Long mired in an affordable housing shortage, Hawaii is now well acquainted with the fallout. Workers critical to our economy move away because of the high costs of living here. And residents on household budgets stretched thin risk falling into the state’s homeless population, which ranks as the highest per capita nationwide.
In response to a 2015 state estimate that sets a decade-long demand for total new housing before 2025 at upwards of 60,000, laws have been enacted and initiatives pursued to spur development of affordable units for sale and rent. Still, mightier pushes are needed to step up the slow progress.
For Native Hawaiians, a housing mandate enacted by Congress nearly a century ago still has some 28,000 adults who meet the 50% Hawaiian blood quantum on wait lists for a chance to purchase homelands property.
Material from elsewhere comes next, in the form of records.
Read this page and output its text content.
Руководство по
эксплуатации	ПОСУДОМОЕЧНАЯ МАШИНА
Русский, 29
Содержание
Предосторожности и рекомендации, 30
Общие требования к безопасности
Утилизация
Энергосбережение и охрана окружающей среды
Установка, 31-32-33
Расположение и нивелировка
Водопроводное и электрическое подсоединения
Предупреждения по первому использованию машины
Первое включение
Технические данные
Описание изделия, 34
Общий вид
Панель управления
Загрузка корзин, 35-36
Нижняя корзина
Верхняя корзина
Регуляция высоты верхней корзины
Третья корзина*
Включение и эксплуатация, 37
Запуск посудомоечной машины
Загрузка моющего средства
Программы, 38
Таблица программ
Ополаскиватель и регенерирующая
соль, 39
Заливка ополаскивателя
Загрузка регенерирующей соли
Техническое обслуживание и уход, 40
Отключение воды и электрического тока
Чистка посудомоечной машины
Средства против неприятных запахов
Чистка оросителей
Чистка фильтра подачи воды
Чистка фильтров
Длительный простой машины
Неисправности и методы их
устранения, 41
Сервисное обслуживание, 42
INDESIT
Among the obstacles to expanding overall inventory — for Native Hawaiians and everyone else — are island-state geographic limitations, construction costs, lacking infrastructure and government regulation. However, in many cases, even when obstacles are cleared away, housing designated as affordable is still out of reach.
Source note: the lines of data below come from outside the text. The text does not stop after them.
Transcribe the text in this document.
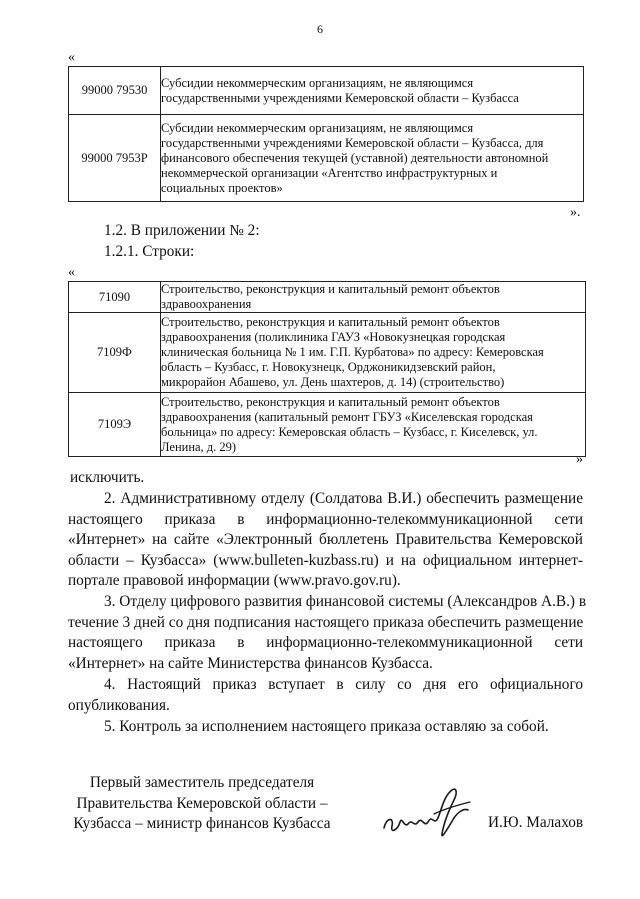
6
«
99000 79530	Субсидии некоммерческим организациям, не являющимся
государственными учреждениями Кемеровской области – Кузбасса

99000 7953Р	Субсидии некоммерческим организациям, не являющимся
государственными учреждениями Кемеровской области – Кузбасса, для
финансового обеспечения текущей (уставной) деятельности автономной
некоммерческой организации «Агентство инфраструктурных и
социальных проектов»
».
1.2. В приложении № 2:
1.2.1. Строки:
«
71090	Строительство, реконструкция и капитальный ремонт объектов
здравоохранения

7109Ф	Строительство, реконструкция и капитальный ремонт объектов
здравоохранения (поликлиника ГАУЗ «Новокузнецкая городская
клиническая больница № 1 им. Г.П. Курбатова» по адресу: Кемеровская
область – Кузбасс, г. Новокузнецк, Орджоникидзевский район,
микрорайон Абашево, ул. День шахтеров, д. 14) (строительство)

7109Э	Строительство, реконструкция и капитальный ремонт объектов
здравоохранения (капитальный ремонт ГБУЗ «Киселевская городская
больница» по адресу: Кемеровская область – Кузбасс, г. Киселевск, ул.
Ленина, д. 29)
»
исключить.
2. Административному отделу (Солдатова В.И.) обеспечить размещение
настоящего приказа в информационно-телекоммуникационной сети
«Интернет» на сайте «Электронный бюллетень Правительства Кемеровской
области – Кузбасса» (www.bulleten-kuzbass.ru) и на официальном интернет-
портале правовой информации (www.pravo.gov.ru).
3. Отделу цифрового развития финансовой системы (Александров А.В.) в
течение 3 дней со дня подписания настоящего приказа обеспечить размещение
настоящего приказа в информационно-телекоммуникационной сети
«Интернет» на сайте Министерства финансов Кузбасса.
4. Настоящий приказ вступает в силу со дня его официального
опубликования.
5. Контроль за исполнением настоящего приказа оставляю за собой.
Первый заместитель председателя
Правительства Кемеровской области –
Кузбасса – министр финансов Кузбасса	И.Ю. Малахов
In the case of Keonaona Salis, featured in a recent Honolulu Star-Advertiser story by reporter Kristen Consillio, upon being awarded a Hawaiian homelands lot — after a decades-long wait — his family lacked financial means to build a home and fell short of qualifying for a conventional bank loan.
In response, Aloha United Way (AUW), which assists households living above the federal poverty level but below financial stability through its ALICE (Asset Limited, Income Constrained, Employed) program, connected Salis with a sort of triage team effort that has helped deliver a new home and promise for a financially stable future.
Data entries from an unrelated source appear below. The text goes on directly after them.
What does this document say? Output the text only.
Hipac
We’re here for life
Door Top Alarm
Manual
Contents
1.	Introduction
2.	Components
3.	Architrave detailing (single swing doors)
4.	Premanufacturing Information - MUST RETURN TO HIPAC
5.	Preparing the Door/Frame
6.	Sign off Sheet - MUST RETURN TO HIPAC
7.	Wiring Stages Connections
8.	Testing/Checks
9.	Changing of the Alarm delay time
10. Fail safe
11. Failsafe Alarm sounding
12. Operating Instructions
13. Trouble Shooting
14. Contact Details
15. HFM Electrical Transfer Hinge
This year, the grant-making AUW launched a three-year commitment to fund a collaboration among 10 local nonprofits aimed at helping households avoid a cash-strapped trajectory. The need for such assistance is stunning: AUW estimates 48% of Hawaii households are teetering near poverty.
The Salis family was provided with financial literacy and workforce training expertise, and construction costs were lowered, thanks to Honolulu Habitat for Humanity’s home-building help. As nonprofits also struggle to make their own financial ends meet, such pooling of resources can yield many success stories.
In regards to government’s role in game-changing affordable housing, state Sen. Stanley Chang is proposing construction of low-cost, high-density leasehold condo units for rent or sale on state-owned land near proposed public rail stations.
Based on a Singaporean model, the now loosely defined ALOHA (Affordable, Locally Owned Homes for All) program appears to hold potential to make a huge a leap in expanding inventory targeting households below the mark of average median income.
The ALOHA idea has prompted feedback suggestions such as opting for a mixed-use approach — a broad range of incomes and commercial elements, including retail shops, which could help projects pencil out for developers while creating a more inclusive social mix. It has also elicited worry that Hawaii’s take on the model could result in run-down buildings due to a lack of financial incentive to spend on upkeep.
Chang is leading a “kick-the-tires” affordable housing conference today in Honolulu, during which topics ranging from infrastructure needs, to financing development of new units will be discussed with experts.
Moving forward, the 2020 Legislature should give ALOHA serious consideration. If executed effectively, it could be a golden opportunity to put in place sustainable, revenue-neutral affordable housing while monetizing government assets along the rail corridor.